Catalyst currently supports the direct Gemini generation paths:
  • /v1beta/models/{model}:generateContent
  • /v1beta/models/{model}:streamGenerateContent
  • /v1/models/{model}:generateContent
  • /v1/models/{model}:streamGenerateContent
Other Gemini API paths should be called directly until they are explicitly supported by the gateway.

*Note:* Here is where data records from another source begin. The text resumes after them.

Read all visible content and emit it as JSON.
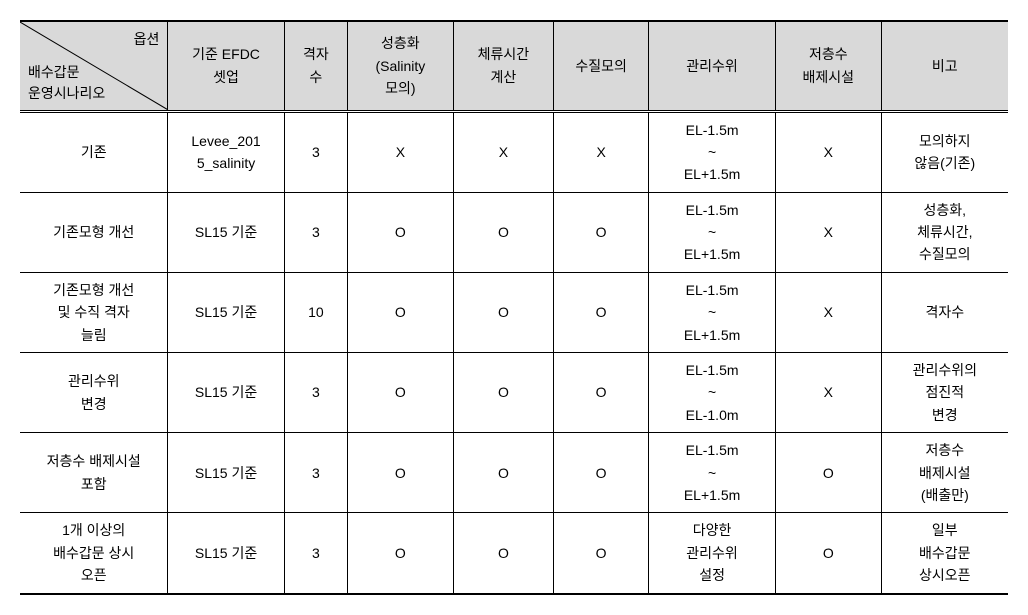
{
  "header": {
    "diag_top": "옵션",
    "diag_bottom": "배수갑문\n운영시나리오",
    "cols": [
      "기준 EFDC\n셋업",
      "격자\n수",
      "성층화\n(Salinity\n모의)",
      "체류시간\n계산",
      "수질모의",
      "관리수위",
      "저층수\n배제시설",
      "비고"
    ]
  },
  "rows": [
    {
      "label": "기존",
      "cells": [
        "Levee_201\n5_salinity",
        "3",
        "X",
        "X",
        "X",
        "EL-1.5m\n~\nEL+1.5m",
        "X",
        "모의하지\n않음(기존)"
      ]
    },
    {
      "label": "기존모형 개선",
      "cells": [
        "SL15 기준",
        "3",
        "O",
        "O",
        "O",
        "EL-1.5m\n~\nEL+1.5m",
        "X",
        "성층화,\n체류시간,\n수질모의"
      ]
    },
    {
      "label": "기존모형 개선\n및 수직 격자\n늘림",
      "cells": [
        "SL15 기준",
        "10",
        "O",
        "O",
        "O",
        "EL-1.5m\n~\nEL+1.5m",
        "X",
        "격자수"
      ]
    },
    {
      "label": "관리수위\n변경",
      "cells": [
        "SL15 기준",
        "3",
        "O",
        "O",
        "O",
        "EL-1.5m\n~\nEL-1.0m",
        "X",
        "관리수위의\n점진적\n변경"
      ]
    },
    {
      "label": "저층수 배제시설\n포함",
      "cells": [
        "SL15 기준",
        "3",
        "O",
        "O",
        "O",
        "EL-1.5m\n~\nEL+1.5m",
        "O",
        "저층수\n배제시설\n(배출만)"
      ]
    },
    {
      "label": "1개 이상의\n배수갑문 상시\n오픈",
      "cells": [
        "SL15 기준",
        "3",
        "O",
        "O",
        "O",
        "다양한\n관리수위\n설정",
        "O",
        "일부\n배수갑문\n상시오픈"
      ]
    }
  ]
}
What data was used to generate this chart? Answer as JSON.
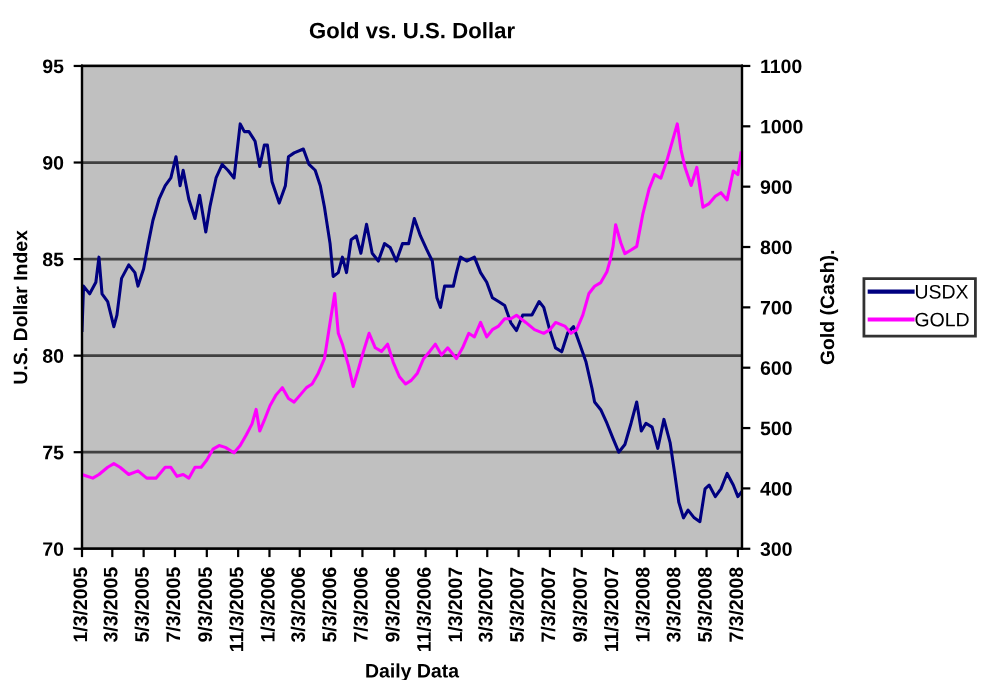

OpenAI-compatible endpoint

If you would rather use the OpenAI request format (for example, to reuse an existing OpenAI SDK setup), Gemini exposes an OpenAI-compatible surface at https://generativelanguage.googleapis.com/v1beta/openai. Catalyst can route to it by combining the OpenAI-format path with a provider URL override:
HeaderValue
x-inference-providergemini
x-inference-provider-urlhttps://generativelanguage.googleapis.com/v1beta/openai
x-inference-provider-api-keyYour Gemini API key. Catalyst forwards it as Authorization: Bearer <key> because the OpenAI-compat endpoint requires bearer auth.
cURL
curl "https://api.inference.net/v1/chat/completions" \
  -H "Authorization: Bearer ${INFERENCE_API_KEY}" \
  -H "Content-Type: application/json" \
  -H "x-inference-provider: gemini" \
  -H "x-inference-provider-url: https://generativelanguage.googleapis.com/v1beta/openai" \
  -H "x-inference-provider-api-key: ${GEMINI_API_KEY}" \
  -H "x-inference-environment: production" \
  -H "x-inference-task-id: gemini-openai-compat" \
  -d '{
    "model": "'"${GEMINI_MODEL}"'",
    "messages": [{ "role": "user", "content": "Reply with exactly OK." }],
    "max_completion_tokens": 32,
    "temperature": 0
  }'
The native :generateContent paths above remain the recommended surface — they expose Gemini features (system instructions, thinking traces, response schemas, image inputs) that the OpenAI-compat shim does not pass through.